The woman on the tracks.

“No,” I say. “I think the world is very punctual.”

“That sounds worse.”

“It is.”

He looks at me for a long time.

“You look like someone who’s seen too much of something invisible.”

I stiffen.

“That’s not a compliment.”

“It’s not meant to be.”

We sit there while strangers come and go, while time spends itself everywhere except above his head.

Finally, he stands.

The timer lurches.

[ 18,421 : 07 : 32 ]

I feel it like a muscle spasm in reality.

He doesn’t notice.

“I should go,” he says. “Standing too long makes people nervous.”

“Why do you care?”

“Because I don’t want to be a reason.”

We walk outside together.

Rain hits the pavement in thin silver lines.

He stops under the awning.

Time freezes again.

[ 18,421 : 07 : 32 ]

“You ever think about trying again?” I ask.

“Dying?”

“Yes.”

He considers it.

“No,” he says. “Not actively.”

“But?”

“I wouldn’t dodge it.”

That’s the difference.

Others fight the number.

He simply doesn’t hold onto it.

“I think I already fell,” he says. “Now I’m just… standing where I landed.”

I watch the world move around him.

People pass.
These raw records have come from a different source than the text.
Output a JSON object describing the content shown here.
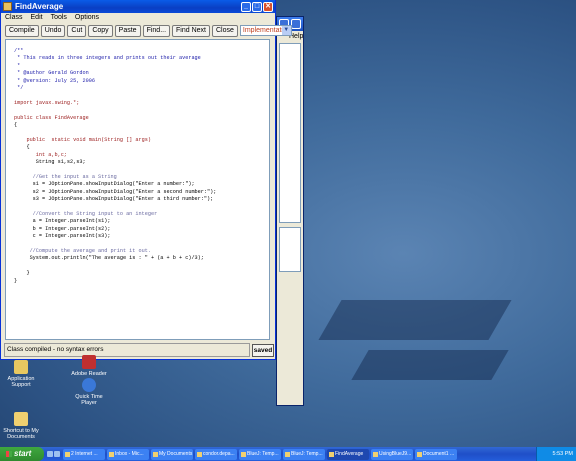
{
  "window": {
    "title": "FindAverage",
    "menu": [
      "Class",
      "Edit",
      "Tools",
      "Options"
    ],
    "toolbar": [
      "Compile",
      "Undo",
      "Cut",
      "Copy",
      "Paste",
      "Find...",
      "Find Next",
      "Close"
    ],
    "view_select": "Implementation",
    "status": "Class compiled - no syntax errors",
    "saved_label": "saved"
  },
  "code_lines": [
    {
      "text": "/**",
      "cls": "c-com"
    },
    {
      "text": " * This reads in three integers and prints out their average",
      "cls": "c-com"
    },
    {
      "text": " *",
      "cls": "c-com"
    },
    {
      "text": " * @author Gerald Gordon",
      "cls": "c-com"
    },
    {
      "text": " * @version: July 25, 2006",
      "cls": "c-com"
    },
    {
      "text": " */",
      "cls": "c-com"
    },
    {
      "text": "",
      "cls": ""
    },
    {
      "text": "import javax.swing.*;",
      "cls": "c-kw"
    },
    {
      "text": "",
      "cls": ""
    },
    {
      "text": "public class FindAverage",
      "cls": "c-kw"
    },
    {
      "text": "{",
      "cls": ""
    },
    {
      "text": "",
      "cls": ""
    },
    {
      "text": "    public  static void main(String [] args)",
      "cls": "c-kw"
    },
    {
      "text": "    {",
      "cls": ""
    },
    {
      "text": "       int a,b,c;",
      "cls": "c-kw"
    },
    {
      "text": "       String s1,s2,s3;",
      "cls": ""
    },
    {
      "text": "",
      "cls": ""
    },
    {
      "text": "      //Get the input as a String",
      "cls": "c-grey"
    },
    {
      "text": "      s1 = JOptionPane.showInputDialog(\"Enter a number:\");",
      "cls": ""
    },
    {
      "text": "      s2 = JOptionPane.showInputDialog(\"Enter a second number:\");",
      "cls": ""
    },
    {
      "text": "      s3 = JOptionPane.showInputDialog(\"Enter a third number:\");",
      "cls": ""
    },
    {
      "text": "",
      "cls": ""
    },
    {
      "text": "      //Convert the String input to an integer",
      "cls": "c-grey"
    },
    {
      "text": "      a = Integer.parseInt(s1);",
      "cls": ""
    },
    {
      "text": "      b = Integer.parseInt(s2);",
      "cls": ""
    },
    {
      "text": "      c = Integer.parseInt(s3);",
      "cls": ""
    },
    {
      "text": "",
      "cls": ""
    },
    {
      "text": "     //Compute the average and print it out.",
      "cls": "c-grey"
    },
    {
      "text": "     System.out.println(\"The average is : \" + (a + b + c)/3);",
      "cls": ""
    },
    {
      "text": "",
      "cls": ""
    },
    {
      "text": "    }",
      "cls": ""
    },
    {
      "text": "}",
      "cls": ""
    }
  ],
  "bg_window": {
    "menu": "Help"
  },
  "desktop_icons": [
    {
      "label": "Application Support"
    },
    {
      "label": "Adobe Reader"
    },
    {
      "label": "Quick Time Player"
    },
    {
      "label": "Shortcut to My Documents"
    }
  ],
  "taskbar": {
    "start": "start",
    "tasks": [
      "2 Internet ...",
      "Inbox - Mic...",
      "My Documents",
      "condor.depa...",
      "BlueJ: Temp...",
      "BlueJ: Temp...",
      "FindAverage",
      "UsingBlueJ9...",
      "Document1 ..."
    ],
    "clock": "5:53 PM"
  }
}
Cars hiss. Sirens breathe.

Time works everywhere except here.

“You’re not broken,” I say.

He laughs softly.

“That’s generous.”

“You’re just… empty.”

He nods.

“Hollow things echo.”

I don’t tell him what he does to the clock.

I don’t tell him the universe listens when he stops.

I only know this:

For the first time since the numbers appeared in my life, something is wrong in a way that doesn’t involve death.

And that terrifies me more than any countdown ever has.